The Role of Deuterium in Drug Metabolism
Deuterium is an isotope of hydrogen, containing an extra neutron compared to common hydrogen (protium). This makes deuterium approximately twice as heavy, a difference that profoundly affects chemical bonds.
When deuterium replaces hydrogen in a drug molecule, it forms a carbon-deuterium (C-D) bond instead of a carbon-hydrogen (C-H) bond. The C-D bond is stronger and more stable than the C-H bond, influencing how enzymes interact with the drug during metabolism.

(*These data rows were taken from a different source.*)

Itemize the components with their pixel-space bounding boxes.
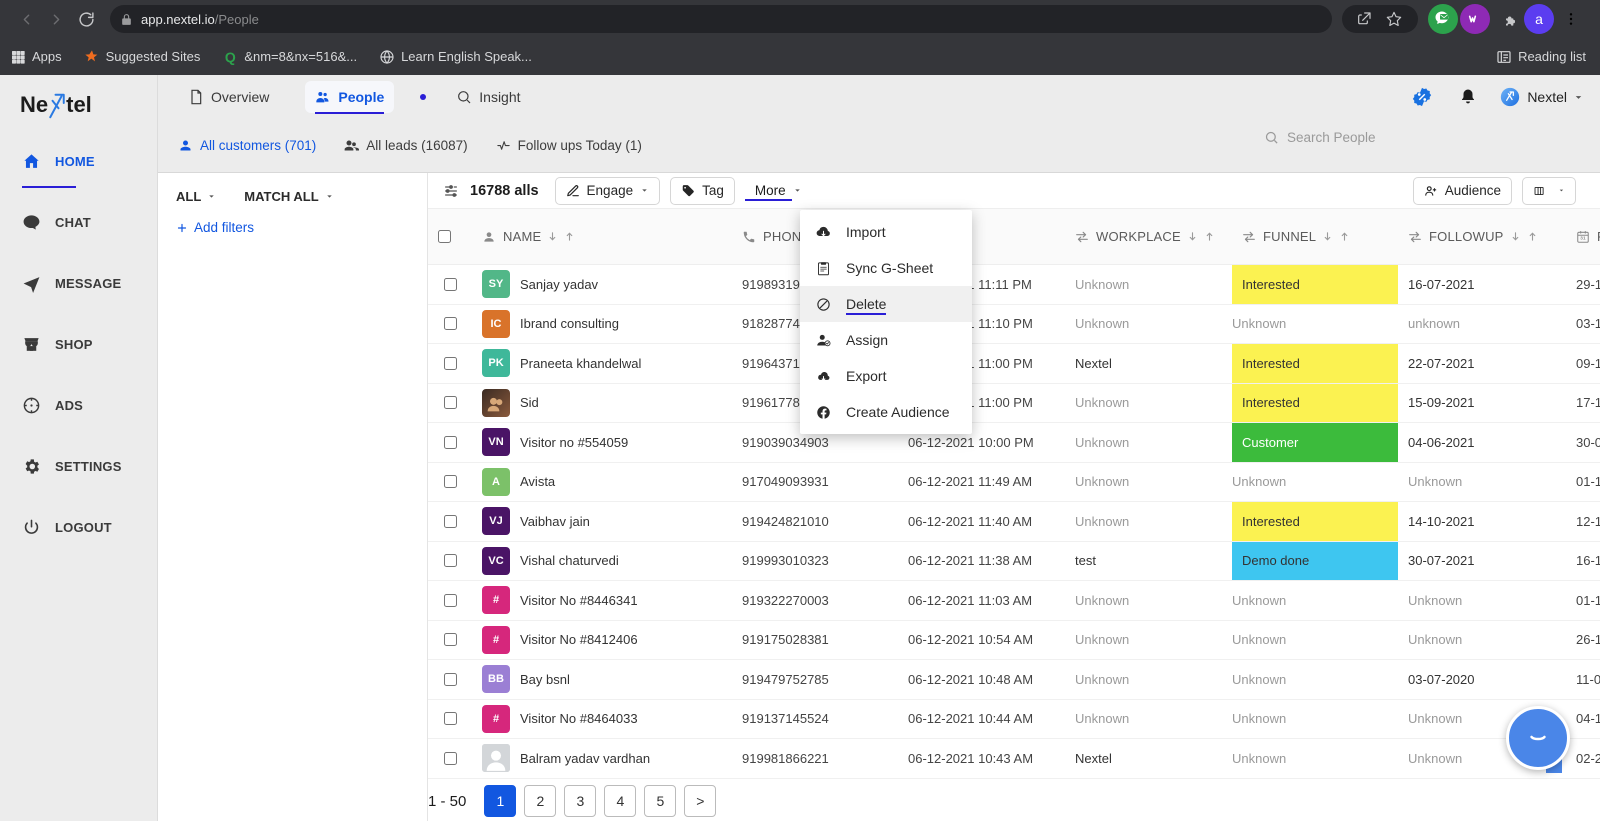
svg-text:31: 31 xyxy=(1580,235,1586,240)
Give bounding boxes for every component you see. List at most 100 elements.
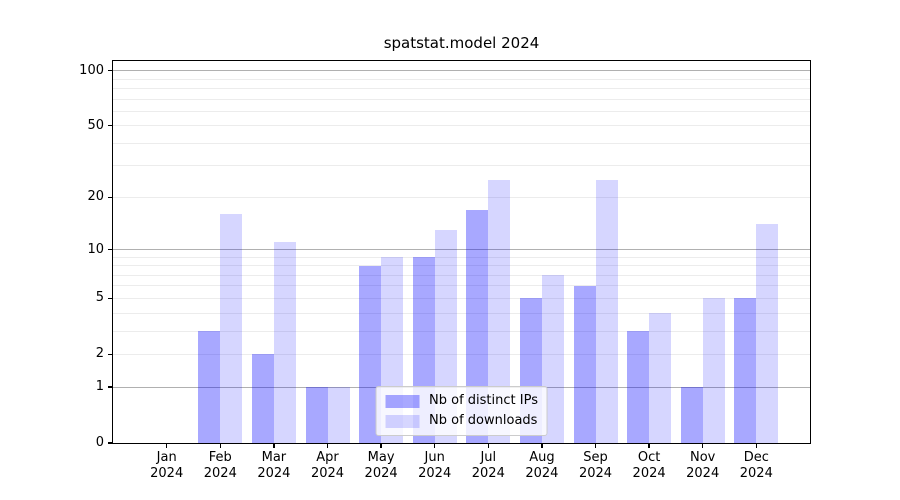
gridline-major — [113, 249, 810, 250]
bar-downloads — [220, 214, 243, 443]
x-tick-mark — [541, 443, 543, 448]
y-tick-label: 20 — [87, 189, 104, 205]
x-tick-year: 2024 — [578, 466, 613, 481]
gridline-minor — [113, 110, 810, 112]
y-tick-label: 10 — [87, 241, 104, 257]
x-tick-label: Oct 2024 — [619, 450, 679, 482]
y-tick-label: 1 — [95, 379, 104, 395]
gridline-minor — [113, 125, 810, 127]
x-tick-label: Aug 2024 — [512, 450, 572, 482]
x-tick-label: Mar 2024 — [244, 450, 304, 482]
y-tick-mark — [108, 69, 113, 72]
x-tick-month: Jun — [424, 450, 445, 465]
bar-downloads — [273, 242, 296, 443]
y-tick-mark — [108, 353, 113, 356]
gridline-minor — [113, 87, 810, 89]
gridline-minor — [113, 98, 810, 100]
x-tick-month: Jan — [156, 450, 177, 465]
chart-title: spatstat.model 2024 — [383, 34, 540, 52]
legend-label-downloads: Nb of downloads — [429, 413, 538, 428]
gridline-minor — [113, 142, 810, 144]
x-tick-mark — [380, 443, 382, 448]
gridline-minor — [113, 78, 810, 80]
bar-downloads — [488, 180, 511, 443]
gridline-major — [113, 70, 810, 72]
x-tick-label: May 2024 — [351, 450, 411, 482]
gridline-minor — [113, 330, 810, 332]
x-tick-month: Nov — [690, 450, 716, 465]
y-tick-mark — [108, 297, 113, 300]
x-tick-mark — [594, 443, 597, 448]
y-tick-label: 100 — [79, 62, 104, 78]
x-tick-label: Jan 2024 — [137, 450, 197, 482]
x-tick-month: Mar — [261, 450, 287, 465]
x-tick-label: Jul 2024 — [458, 450, 518, 482]
x-tick-year: 2024 — [471, 466, 505, 481]
bar-downloads — [649, 313, 672, 443]
x-tick-mark — [165, 443, 168, 448]
x-tick-month: Aug — [529, 450, 555, 465]
gridline-minor — [113, 274, 810, 276]
y-tick-mark — [108, 386, 113, 388]
x-tick-mark — [433, 443, 436, 448]
bar-downloads — [327, 387, 350, 443]
x-tick-year: 2024 — [364, 466, 398, 481]
bar-distinct-ips — [305, 387, 328, 443]
gridline-minor — [113, 265, 810, 267]
bar-distinct-ips — [198, 331, 221, 443]
y-tick-mark — [108, 124, 113, 127]
x-tick-month: May — [367, 450, 395, 465]
x-tick-month: Feb — [208, 450, 232, 465]
bar-downloads — [702, 298, 725, 443]
x-tick-year: 2024 — [150, 466, 184, 481]
bar-downloads — [595, 180, 618, 443]
x-tick-year: 2024 — [418, 466, 452, 481]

Many metabolic processes, especially those involving cytochrome P450 (CYP450) enzymes, break C-H bonds to break down drugs. Since the C-D bond is more resistant to cleavage, its presence slows down drug metabolism. This kinetic isotope effect means the drug remains active longer, extending its half-life and improving stability.
Clinical Advantages of Deuterated Drugs
The altered metabolism from deuterium substitution offers several benefits for patients and drug development. One advantage is improved pharmacokinetics. By slowing drug breakdown, deuteration leads to a longer duration of action, which can reduce dosing frequency and improve treatment adherence.
Another advantage relates to side effects and safety. When drugs are metabolized, they often produce various metabolites, some of which can be inactive or toxic. Strategically placing deuterium atoms can alter a drug’s metabolic pathway, reducing the formation of undesirable metabolites. This leads to fewer or less severe side effects and an improved safety profile.
Deuteration can also lead to increased efficacy at lower doses. Since the drug remains in the body longer and its breakdown is slowed, a smaller amount of the deuterated drug might achieve the same therapeutic effect. This contributes to a better tolerability profile. Additionally, deuteration can enhance oral bioavailability, allowing for more efficient absorption.
Approved Deuterated Drugs and Their Impact
Several deuterated drugs have received regulatory approval or are in advanced clinical development, demonstrating the real-world application of this technology. Deutetrabenazine (Austedo) was the first deuterated drug approved by the U.S. Food and Drug Administration (FDA) in 2017. It treats chorea associated with Huntington’s disease and tardive dyskinesia.
Deutetrabenazine is a deuterated version of tetrabenazine. Deuteration of its methoxy groups makes them more resistant to enzymatic breakdown, slowing the metabolism of active metabolites. This leads to a longer half-life and less patient-to-patient variability, allowing for reduced dosage and longer dosing intervals compared to the non-deuterated form.
Another approved deuterated drug is Deucravacitinib, which received FDA approval in 2022 for plaque psoriasis. This drug is a deuterated JAK (Janus kinase) inhibitor targeting TYK2. Deuteration in deucravacitinib helps maintain selectivity by preventing non-selective metabolite formation, improving its therapeutic profile for autoimmune diseases. Donafenib, approved in China in 2021 for unresectable hepatocellular carcinoma, is a deuterated form of sorafenib, showing improved pharmacokinetic properties, greater efficacy, and fewer adverse effects.